Wednesday, September 12, 2012

35. The scripture of invention

The notion of scripts can be used to elaborate on the theory of invention discussed earlier (item 31). When self-service restaurants emerged, compared to service restaurants the order of nodes, and details of their functioning, were changed into entry, selection, paying, seating, eating, and leaving. If one does not know the script, and one enters and sits one will not get food. The altered sequence of activities has implications for the nodes. Selection is no longer done from a menu but by picking up items on display.

In the item on invention I employed a cycle of generalization, differentiation, reciprocation, accommodation and consolidation. They can each be clarified in terms of scripts. In generalization, i.e. application in a novel environment, an existing script is fed into a new superscript. In differentiation, script structure and nodes are preserved but in one or more nodes a different selection of subscripts is made from existing repertoires. In reciprocation one borrows subscripts or entire nodes from other, outside scripts observed in the novel environment. In accommodation, one tries to eliminate obstacles in existing script structure for realizing the potential or efficient use of new nodes, by changing the order of nodes or the nature of their connections. When in this way a new script emerges many secondary changes are needed, in modification of nodes and their repertoires of subscripts, in the process of consolidation.      

The logic also indicates hat there are different levels of novelty: a new selection of subscripts from an existing repertoire, or addition to the repertoire, or a whole new node with its repertoire, or architectural change of network structure. In invention one should also look at the superscript of the user into which the invention has to fit. What changes of that script would the user have to make? The more radical that change, the more difficult it will be to have the innovation accepted.

Cognitively, scripts may be embodied in neural networks. Gerald Edelman’s ‘neural Darwinism’ seems a viable view of how embodied cognition could work, in terms of neural networks. They arise more or less by chance, in diverse, parallel and sometimes rival networks that compete (hence ‘Darwinism’) for reinforcement, according to the frequency, speed and continuity with which they are triggered, yielding easier passage of the thresholds (synapses) between neurons and a greater density of connections with other neuronal groups. New groups can arise from combinations between existing ones. The simultaneous ‘firing’ of neurons can lead to novel connections: ‘firing yields wiring’.

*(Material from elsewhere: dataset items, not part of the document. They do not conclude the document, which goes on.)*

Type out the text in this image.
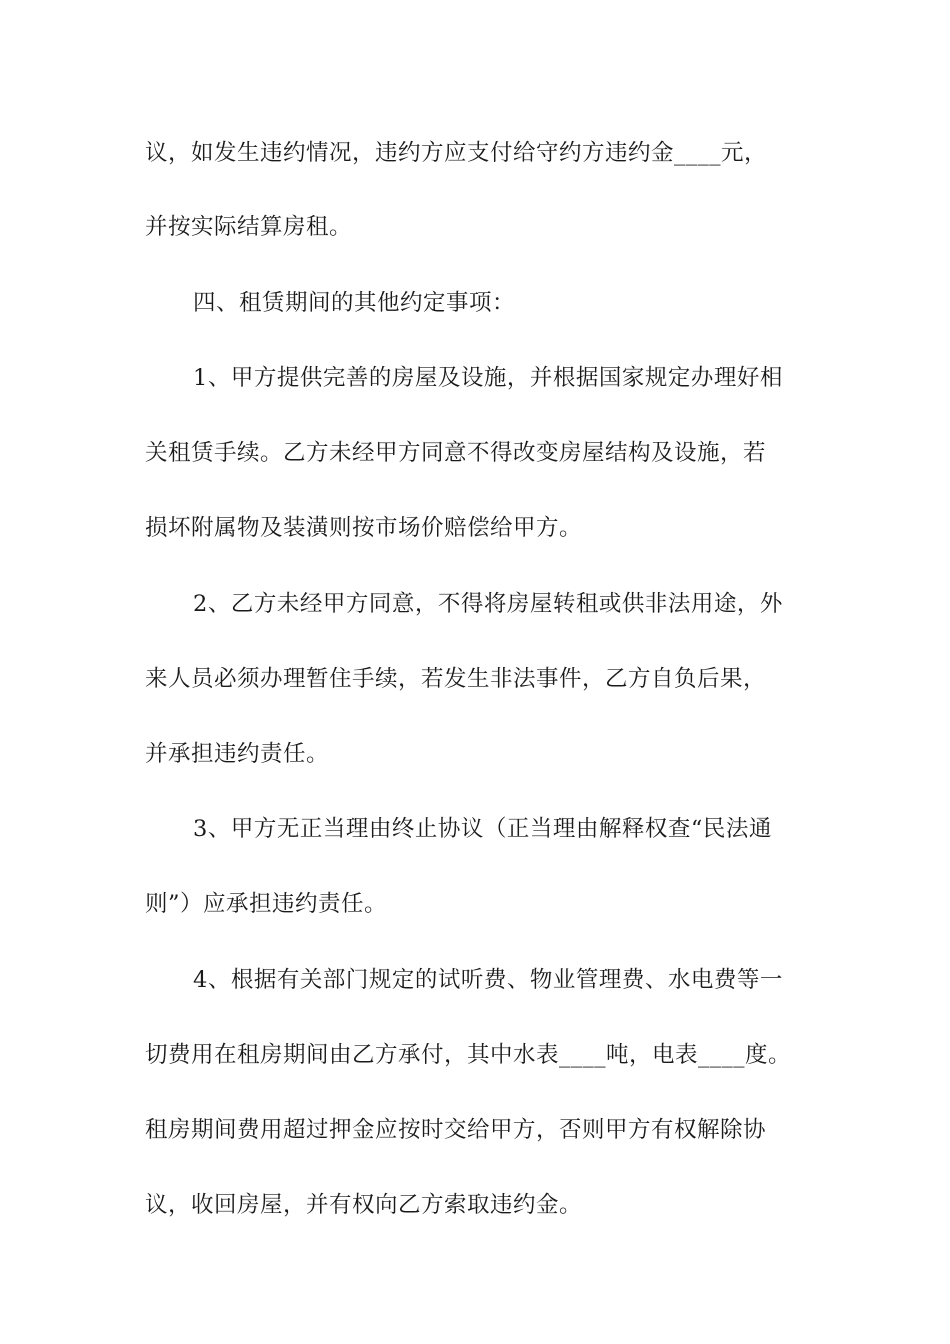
议，如发生违约情况，违约方应支付给守约方违约金____元，
并按实际结算房租。
四、租赁期间的其他约定事项：
1、甲方提供完善的房屋及设施，并根据国家规定办理好相
关租赁手续。乙方未经甲方同意不得改变房屋结构及设施，若
损坏附属物及装潢则按市场价赔偿给甲方。
2、乙方未经甲方同意，不得将房屋转租或供非法用途，外
来人员必须办理暂住手续，若发生非法事件，乙方自负后果，
并承担违约责任。
3、甲方无正当理由终止协议（正当理由解释权查“民法通
则”）应承担违约责任。
4、根据有关部门规定的试听费、物业管理费、水电费等一
切费用在租房期间由乙方承付，其中水表____吨，电表____度。
租房期间费用超过押金应按时交给甲方，否则甲方有权解除协
议，收回房屋，并有权向乙方索取违约金。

In sum, scripts serve to identify and make sense of perception but are also affected by it, in ‘novel combinations’, yielding novel concepts. I don’t think this process is well characterized by the empiricist phrasing of ‘elementary sense data used as building blocks in the construction of ideas’. All this is hardly described adequately by the phrase that ‘sense data build ideas’. However, the process of assimilating perceptions into scripts does contribute to the change, transformation or breakdown of scripts.

Sunday, September 9, 2012

34. Practical prejudice

Often, categorization is more than a simple comparison with a prototypical feature. Following Shank and Abelson, I employ the notion of a script to model categories, including types of actions. A script is a network of connected nodes that represent component activities (in case of a practice) or notions (in case of a concept). In an activity a connection between components may indicate a sequence in time, one-sided or mutual dependence, the use of pooled resources, a relation of authority (supervision, control), etc. In a concept or theory it may indicate logical implication, conditionals, etc.

The classic example is that of a restaurant, which can be seen as a simple sequence of nodes of entry, seating, selecting, ordering, eating, paying and leaving. Each component activity in turn has subscripts for different ways of performing the component activity. For example, in the payment node one may pay cash, by cheque, credit card, or debit card, and each has its own script. There is also a superscript, in which the restaurant is part of a wider script of location, traffic, parking, energy supply, etc.

If something happens but one does not have the appropriate script to absorb it, as part of a culture, one is at a loss about what to do. This is part of the problem of integration of foreigners: they cannot properly ‘read’ events.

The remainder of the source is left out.